Courtyard Retains Claim On Midprice W/F&B Lead
In a neck-and-neck finish, Courtyard by Marriott inched past Hilton Garden Inn to take the first-place prize in the midprice with food and beverage category in this year's Top U.S Hotel Chain Survey. This is the second year in a row that Courtyard has claimed the category's top spot, although last year it won by a more comfortable margin and against a different runner-up. Four Points by Sheraton held the number-two spot last year, but fell to fourth place this year. Showing significant improvement this year was Quality Inns, which is part of Choice Hotels International. It rounded out the category's top three, jumping from number eight in a field of nine last year.
Survey respondents were asked to rate chains in the category according to 11 criteria. Courtyard scored highest in four, including the overall relation of the chain's price to value. Hilton Garden Inn scored highest on three criteria, including the quality of its business centers and in-room business amenities. Quality Inns received the highest scores for three criteria as well, including commission payment systems.
Like the performance of its sister category, midprice without food and beverage, midprice with F&B hotels in 2004 saw occupancy levels, average daily rate and revenue per available room increase year over year, according to PricewaterhouseCoopers. The increases, however, were not as significant as the increases posted for upscale, upper upscale and deluxe hotels, nor for an average of U.S. hotels overall. In a reversal from 2001 to 2003, it was the full-service categories that led the industry, not the midprice tiers, as had been the case during the downturn.
RevPAR growth most clearly makes the point. While RevPAR for midprice with F&B hotels in 2004 grew 5.8 percent, it jumped 8.7 percent, 7.7 percent and 10.2 percent, respectively, for upscale, upper upscale and deluxe hotels. For all U.S. hotel categories combined, the increase was 7.5 percent.
Though they placed first and second in their category, Courtyard and Hilton Garden Inn vastly differ in size and brand maturity. With more than 660 properties, roughly 10 percent of which are international, 20-year-old Courtyard in 2003 undertook an extensive renovation program that is due to be completed this year. To suggest the scope of the updating, Chad Waetzig, Marriott senior vice president for select service brands, referred to it as a reinvention. Older properties have been overhauled and new brand standards introduced that reflect the preferences of today's business travelers. Meanwhile, 10-year-old Hilton Garden Inn in 2005 expects to open its 250th hotel, all of which are in North America.
As part of the Courtyard renovation, the public space has been refashioned into a multifunctional "great room." "We learned that business travelers need this space to be more than just a restaurant and lounge," according to Waetzig. "It's a place to congregate, to hold informal meetings, to access business services and a place to unwind."
Courtyard introduced the Market, a pantry open 24 hours a day. "All hotels in the system are going back and installing a Market by mid-2005," Waetzig said.
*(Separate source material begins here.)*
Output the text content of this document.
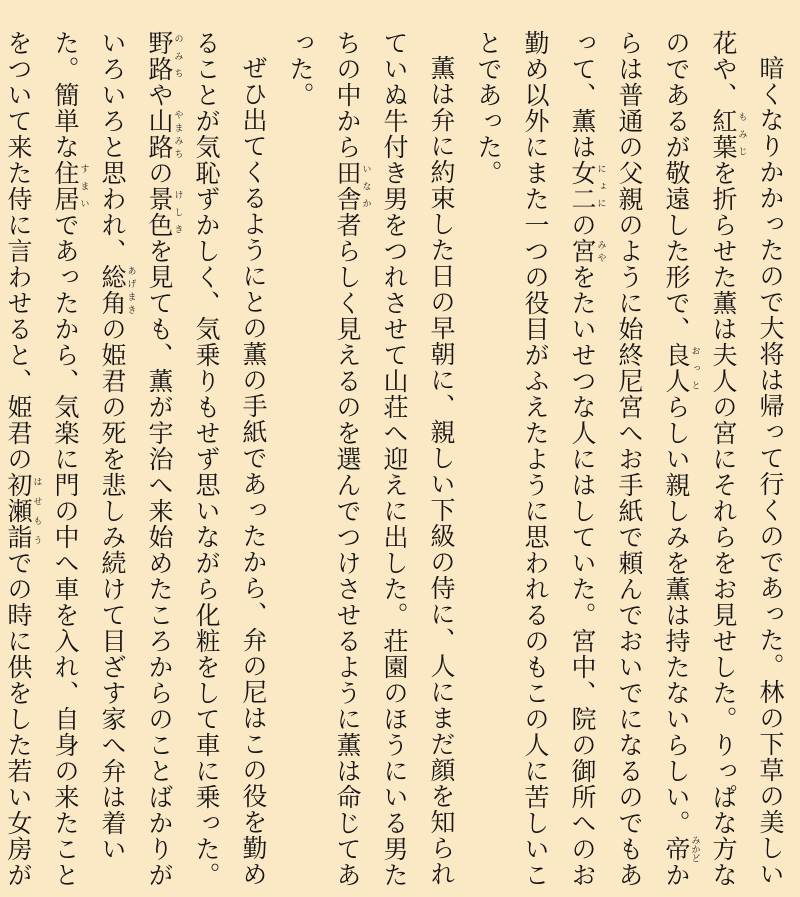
暗くなりかかったので大将は帰って行くのであった。林の下草の美しい花や、紅葉もみじを折らせた薫は夫人の宮にそれらをお見せした。りっぱな方なのであるが敬遠した形で、良人おっとらしい親しみを薫は持たないらしい。帝みかどからは普通の父親のように始終尼宮へお手紙で頼んでおいでになるのでもあって、薫は女二にょにの宮みやをたいせつな人にはしていた。宮中、院の御所へのお勤め以外にまた一つの役目がふえたように思われるのもこの人に苦しいことであった。

薫は弁に約束した日の早朝に、親しい下級の侍に、人にまだ顔を知られていぬ牛付き男をつれさせて山荘へ迎えに出した。荘園のほうにいる男たちの中から田舎いなか者らしく見えるのを選んでつけさせるように薫は命じてあった。

ぜひ出てくるようにとの薫の手紙であったから、弁の尼はこの役を勤めることが気恥ずかしく、気乗りもせず思いながら化粧をして車に乗った。野路のみちや山路やまみちの景色けしきを見ても、薫が宇治へ来始めたころからのことばかりがいろいろと思われ、総角あげまきの姫君の死を悲しみ続けて目ざす家へ弁は着いた。簡単な住居すまいであったから、気楽に門の中へ車を入れ、自身の来たことをついて来た侍に言わせると、姫君の初瀬詣はせもうでの時に供をした若い女房が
Another new feature introduced was free-to-guests high-speed Internet access in guest rooms of all U.S. hotels, which was part of a larger Marriott rollout of high-speed.
Starting 18 months ago, any new Courtyard to open had to conform to the reinvention. "There are now 40 to 50 of the newest generation open and we expect to continue to grow at this same healthy pace," according to Waetzig.
The majority of new properties will continue to be suburban or highway prototypes. "Downtown properties, by contrast, are more likely to be custom projects, conversions or some sort of adaptive reuse," Waetzig said. "Even though the Courtyard room is a single room and not a suite, we zone the space into sleeping, working and relaxing areas, and that's true whether the location is suburban or downtown."
The 250th Hilton Garden Inn is scheduled to open in the third quarter and be the brand's first flag in New York, a conversion from another flag. Like Courtyard, the chain primarily is new construction. "In 2005, we expect to open 40 new hotels, 90 percent to 95 percent of which will be traditional suburban or highway locations," said Mark Nogal, vice president of marketing.
Conversions are more likely to occur in downtown locations. "You have to be careful when you approach these projects though, because you don't want to diminish your reputation for consistency," Nogal said.
Hilton Garden Inn in 2004 made complimentary high-speed Internet a brand standard with the service available in every room of every hotel. As this model has become accepted practice across the midprice sector, the chain raised the stakes by adding remote printing capability.
"We're the only ones offering it on a complimentary basis," Nogal said. Business travelers can make copies of presentations from their laptops by sending the file directly from their guest room to the property's business center. "The system gives you a security code that you then enter into the business center's printer," according to Nogal. It saves either having to go offsite to print or taking the laptop, a disk or CD down to the business center. Similarly, travelers can send the print job to the business center of another Hilton Garden Inn, where a colleague may be staying. The colleague, provided with the code, can print the document there, also free of charge.